英語で「猫」は「cat」ですが、多くの慣用句やスラングに登場しています。
まず、呼び方のバリエーションを見てみましょう。子猫は「kitten」ですが、大人のオス猫は「tomcat」と呼ばれます。これは18世紀の物語に登場した「Tom the Cat」というキャラクターが由来とされています。また、しま模様の猫は「tabby」と呼ばれますが、これはかつてバグダッドのアル=アッタビーヤ地区で作られていた波紋模様の絹織物の名前に由来しています。
猫にまつわる最も有名な慣用句の一つに「let the cat out of the bag」があります。これは「うっかり秘密を漏らす」という意味ですが、その由来は中世の市場に遡ります。当時、高価な子豚を買ったつもりが、袋の中身を安価な猫にすり替えられて騙されるという詐欺がありました。家に帰って袋を開け、猫が飛び出した時に初めて騙されたことに気づく……そんな歴史的な背景から生まれた言葉です。
また、猫の驚異的な身体能力や生命力は「A cat has nine lives.(猫には9つの命がある)」という言い伝えを生みました。どれほど高い場所から落ちても、あるいは危機に瀕しても生き延びる姿から「猫はなかなか死なない(しぶとい)」という象徴になったのです。これに関連して、好奇心が強すぎて災いを受けることを「Curiosity killed the cat.(好奇心が猫を殺す)」と表現し、余計な詮索を戒める教訓として使われます。
社会的な文脈では、「fat cat」というユニークな表現があります。
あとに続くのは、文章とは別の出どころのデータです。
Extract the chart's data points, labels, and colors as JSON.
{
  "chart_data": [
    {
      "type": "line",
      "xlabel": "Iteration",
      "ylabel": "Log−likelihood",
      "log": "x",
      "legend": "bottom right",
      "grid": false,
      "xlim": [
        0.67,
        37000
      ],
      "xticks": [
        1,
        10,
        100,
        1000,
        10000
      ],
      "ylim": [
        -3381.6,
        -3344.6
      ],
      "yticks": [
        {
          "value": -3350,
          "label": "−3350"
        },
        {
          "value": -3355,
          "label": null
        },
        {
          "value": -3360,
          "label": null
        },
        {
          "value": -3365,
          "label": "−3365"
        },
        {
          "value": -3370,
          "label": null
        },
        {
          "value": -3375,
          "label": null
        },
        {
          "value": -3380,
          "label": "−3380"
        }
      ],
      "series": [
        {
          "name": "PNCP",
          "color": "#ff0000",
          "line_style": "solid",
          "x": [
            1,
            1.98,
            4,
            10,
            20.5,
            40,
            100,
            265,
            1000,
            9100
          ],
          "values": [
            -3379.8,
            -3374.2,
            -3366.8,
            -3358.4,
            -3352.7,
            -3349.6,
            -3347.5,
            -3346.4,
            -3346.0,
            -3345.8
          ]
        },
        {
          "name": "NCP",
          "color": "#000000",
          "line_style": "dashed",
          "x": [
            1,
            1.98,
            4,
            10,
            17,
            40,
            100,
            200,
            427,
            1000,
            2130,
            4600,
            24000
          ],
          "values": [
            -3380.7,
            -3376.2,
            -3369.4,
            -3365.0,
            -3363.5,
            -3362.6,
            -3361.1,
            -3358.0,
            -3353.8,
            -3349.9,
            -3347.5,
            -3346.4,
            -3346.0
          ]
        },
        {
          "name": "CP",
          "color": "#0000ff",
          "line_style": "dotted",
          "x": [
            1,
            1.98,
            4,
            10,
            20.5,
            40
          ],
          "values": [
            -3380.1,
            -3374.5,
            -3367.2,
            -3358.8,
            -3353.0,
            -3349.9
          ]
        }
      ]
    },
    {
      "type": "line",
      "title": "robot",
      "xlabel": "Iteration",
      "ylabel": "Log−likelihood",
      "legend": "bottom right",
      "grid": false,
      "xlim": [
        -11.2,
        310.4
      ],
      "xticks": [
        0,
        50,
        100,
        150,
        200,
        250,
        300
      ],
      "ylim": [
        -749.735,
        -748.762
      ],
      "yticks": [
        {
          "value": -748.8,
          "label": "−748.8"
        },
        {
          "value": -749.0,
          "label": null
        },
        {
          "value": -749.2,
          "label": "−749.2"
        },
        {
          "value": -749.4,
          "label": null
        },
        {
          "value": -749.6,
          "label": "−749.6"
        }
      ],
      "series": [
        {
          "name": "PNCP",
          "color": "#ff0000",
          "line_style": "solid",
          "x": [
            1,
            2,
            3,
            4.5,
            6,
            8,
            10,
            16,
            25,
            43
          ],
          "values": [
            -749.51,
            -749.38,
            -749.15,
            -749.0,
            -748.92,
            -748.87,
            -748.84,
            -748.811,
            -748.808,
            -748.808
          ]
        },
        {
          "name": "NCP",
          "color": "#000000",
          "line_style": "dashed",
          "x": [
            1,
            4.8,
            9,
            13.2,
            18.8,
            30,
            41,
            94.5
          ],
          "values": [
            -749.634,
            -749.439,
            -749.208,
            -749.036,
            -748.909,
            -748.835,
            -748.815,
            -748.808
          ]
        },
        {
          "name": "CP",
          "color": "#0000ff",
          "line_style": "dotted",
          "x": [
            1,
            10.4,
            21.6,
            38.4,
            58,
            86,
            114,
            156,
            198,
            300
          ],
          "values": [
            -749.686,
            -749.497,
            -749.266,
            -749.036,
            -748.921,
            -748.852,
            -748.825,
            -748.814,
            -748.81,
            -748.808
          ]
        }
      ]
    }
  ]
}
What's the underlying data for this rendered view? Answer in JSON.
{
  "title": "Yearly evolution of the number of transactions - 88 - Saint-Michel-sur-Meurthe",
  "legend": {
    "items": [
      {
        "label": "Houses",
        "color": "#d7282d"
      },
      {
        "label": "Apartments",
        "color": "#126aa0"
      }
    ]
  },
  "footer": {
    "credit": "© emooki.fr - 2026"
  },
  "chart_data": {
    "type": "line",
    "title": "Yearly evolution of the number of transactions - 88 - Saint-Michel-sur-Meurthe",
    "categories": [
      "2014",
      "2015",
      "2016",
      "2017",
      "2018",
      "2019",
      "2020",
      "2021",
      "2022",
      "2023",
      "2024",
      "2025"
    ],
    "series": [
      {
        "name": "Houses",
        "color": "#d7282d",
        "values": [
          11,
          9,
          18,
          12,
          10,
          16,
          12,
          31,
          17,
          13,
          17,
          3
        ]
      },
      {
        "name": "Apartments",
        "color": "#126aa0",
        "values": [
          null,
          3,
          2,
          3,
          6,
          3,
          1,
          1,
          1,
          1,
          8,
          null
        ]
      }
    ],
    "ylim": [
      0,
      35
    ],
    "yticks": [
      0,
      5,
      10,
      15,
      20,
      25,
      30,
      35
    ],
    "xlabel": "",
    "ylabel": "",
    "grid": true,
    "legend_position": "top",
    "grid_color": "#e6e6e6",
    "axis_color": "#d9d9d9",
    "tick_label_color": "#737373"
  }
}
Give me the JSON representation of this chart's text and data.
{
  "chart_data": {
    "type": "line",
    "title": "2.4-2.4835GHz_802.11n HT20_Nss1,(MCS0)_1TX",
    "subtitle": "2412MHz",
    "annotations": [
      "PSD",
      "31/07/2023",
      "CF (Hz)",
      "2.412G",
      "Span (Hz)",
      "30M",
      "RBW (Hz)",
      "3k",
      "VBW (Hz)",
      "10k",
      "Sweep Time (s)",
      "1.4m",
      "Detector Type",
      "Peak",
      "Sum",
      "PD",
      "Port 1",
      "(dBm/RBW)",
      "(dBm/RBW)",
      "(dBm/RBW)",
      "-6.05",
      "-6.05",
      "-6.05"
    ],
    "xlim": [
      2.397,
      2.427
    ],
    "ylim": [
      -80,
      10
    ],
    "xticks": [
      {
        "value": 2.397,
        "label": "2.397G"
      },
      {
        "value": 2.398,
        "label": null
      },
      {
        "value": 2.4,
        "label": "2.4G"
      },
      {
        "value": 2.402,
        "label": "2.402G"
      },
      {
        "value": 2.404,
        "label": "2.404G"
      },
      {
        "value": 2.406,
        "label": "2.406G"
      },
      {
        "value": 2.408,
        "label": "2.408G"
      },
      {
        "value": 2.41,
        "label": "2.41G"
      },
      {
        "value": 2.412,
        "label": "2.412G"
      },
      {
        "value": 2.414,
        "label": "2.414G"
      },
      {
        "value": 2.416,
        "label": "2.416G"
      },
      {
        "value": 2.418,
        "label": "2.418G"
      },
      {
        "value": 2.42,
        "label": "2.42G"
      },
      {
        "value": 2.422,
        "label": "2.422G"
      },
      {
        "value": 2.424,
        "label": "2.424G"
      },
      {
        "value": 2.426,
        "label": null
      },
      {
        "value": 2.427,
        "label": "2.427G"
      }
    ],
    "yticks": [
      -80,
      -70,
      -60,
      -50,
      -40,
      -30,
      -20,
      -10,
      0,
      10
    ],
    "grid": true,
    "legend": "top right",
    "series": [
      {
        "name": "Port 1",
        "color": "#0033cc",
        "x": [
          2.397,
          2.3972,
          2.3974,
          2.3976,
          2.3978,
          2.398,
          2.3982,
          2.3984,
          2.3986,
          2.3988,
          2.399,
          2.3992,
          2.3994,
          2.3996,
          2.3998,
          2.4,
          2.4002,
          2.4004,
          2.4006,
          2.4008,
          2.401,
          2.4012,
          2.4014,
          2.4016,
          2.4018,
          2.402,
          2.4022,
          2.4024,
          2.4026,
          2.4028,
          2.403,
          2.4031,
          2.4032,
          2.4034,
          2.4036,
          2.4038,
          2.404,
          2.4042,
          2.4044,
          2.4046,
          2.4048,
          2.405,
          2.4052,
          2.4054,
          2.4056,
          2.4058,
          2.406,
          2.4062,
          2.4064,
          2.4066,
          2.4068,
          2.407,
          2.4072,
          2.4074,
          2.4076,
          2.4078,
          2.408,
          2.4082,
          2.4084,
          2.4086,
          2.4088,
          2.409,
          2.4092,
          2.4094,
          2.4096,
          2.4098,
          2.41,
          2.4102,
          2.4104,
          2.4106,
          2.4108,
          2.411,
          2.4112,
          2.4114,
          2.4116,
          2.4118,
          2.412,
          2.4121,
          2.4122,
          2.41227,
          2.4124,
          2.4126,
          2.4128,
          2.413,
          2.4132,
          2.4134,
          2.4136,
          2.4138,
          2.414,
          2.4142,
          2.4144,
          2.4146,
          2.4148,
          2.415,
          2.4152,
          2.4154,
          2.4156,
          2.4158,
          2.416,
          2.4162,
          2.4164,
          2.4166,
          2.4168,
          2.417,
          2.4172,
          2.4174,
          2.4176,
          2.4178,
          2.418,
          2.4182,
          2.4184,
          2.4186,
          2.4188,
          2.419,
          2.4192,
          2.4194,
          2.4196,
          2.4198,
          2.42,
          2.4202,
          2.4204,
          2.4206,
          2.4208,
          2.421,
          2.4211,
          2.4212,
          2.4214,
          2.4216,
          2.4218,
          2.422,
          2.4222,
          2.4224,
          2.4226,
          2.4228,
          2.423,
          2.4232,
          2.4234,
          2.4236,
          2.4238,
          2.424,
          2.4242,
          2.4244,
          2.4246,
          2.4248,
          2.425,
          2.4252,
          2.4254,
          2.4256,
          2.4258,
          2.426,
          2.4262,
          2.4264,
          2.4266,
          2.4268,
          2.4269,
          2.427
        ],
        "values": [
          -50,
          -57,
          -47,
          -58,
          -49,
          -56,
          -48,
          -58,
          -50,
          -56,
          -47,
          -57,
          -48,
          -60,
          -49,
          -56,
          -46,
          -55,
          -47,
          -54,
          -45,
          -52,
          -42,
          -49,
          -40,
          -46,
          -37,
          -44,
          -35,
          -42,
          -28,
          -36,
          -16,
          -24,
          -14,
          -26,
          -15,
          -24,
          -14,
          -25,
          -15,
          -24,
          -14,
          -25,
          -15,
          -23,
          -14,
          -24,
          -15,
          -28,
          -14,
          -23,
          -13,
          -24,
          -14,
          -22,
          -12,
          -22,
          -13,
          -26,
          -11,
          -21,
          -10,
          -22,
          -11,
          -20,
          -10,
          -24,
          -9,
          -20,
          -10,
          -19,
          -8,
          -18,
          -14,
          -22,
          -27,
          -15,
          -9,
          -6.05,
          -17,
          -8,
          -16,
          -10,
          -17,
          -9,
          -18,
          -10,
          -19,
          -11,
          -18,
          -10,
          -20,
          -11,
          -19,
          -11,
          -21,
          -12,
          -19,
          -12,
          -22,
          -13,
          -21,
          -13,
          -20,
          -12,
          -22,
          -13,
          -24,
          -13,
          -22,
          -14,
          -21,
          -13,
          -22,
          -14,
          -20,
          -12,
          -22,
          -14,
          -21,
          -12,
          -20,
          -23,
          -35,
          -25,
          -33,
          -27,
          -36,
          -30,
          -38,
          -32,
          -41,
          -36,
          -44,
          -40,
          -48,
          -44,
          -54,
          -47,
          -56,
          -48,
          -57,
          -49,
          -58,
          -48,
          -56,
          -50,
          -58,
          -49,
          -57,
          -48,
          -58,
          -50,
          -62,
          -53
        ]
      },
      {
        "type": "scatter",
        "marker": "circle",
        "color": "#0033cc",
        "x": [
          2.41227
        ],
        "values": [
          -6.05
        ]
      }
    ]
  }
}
直訳は「太った猫」ですが、実際には「私利私欲に走る金持ち」や「特権を利用して私腹を肥やす政治家」などを指す皮肉な言葉です。1920年代のアメリカで、政治献金を多く行う有力者を指して使われ始めたのがきっかけとされています。
一方で、素晴らしいものや人を称賛する際に「the cat’s pajamas(猫のパジャマ)」という風変わりなスラングが使われることもあります。1920年代に流行した言葉で、当時はクールでファッショナブルな人を指していました。
このように、英語の「猫」は、可愛らしさだけでなく、ずる賢さ、しぶとさ、そして時には富の象徴として、実に多種多様な意味を背負っています。言葉の裏側にある「猫の姿」を想像してみると、英語のニュアンスがより立体的に見えてくるのではないでしょうか。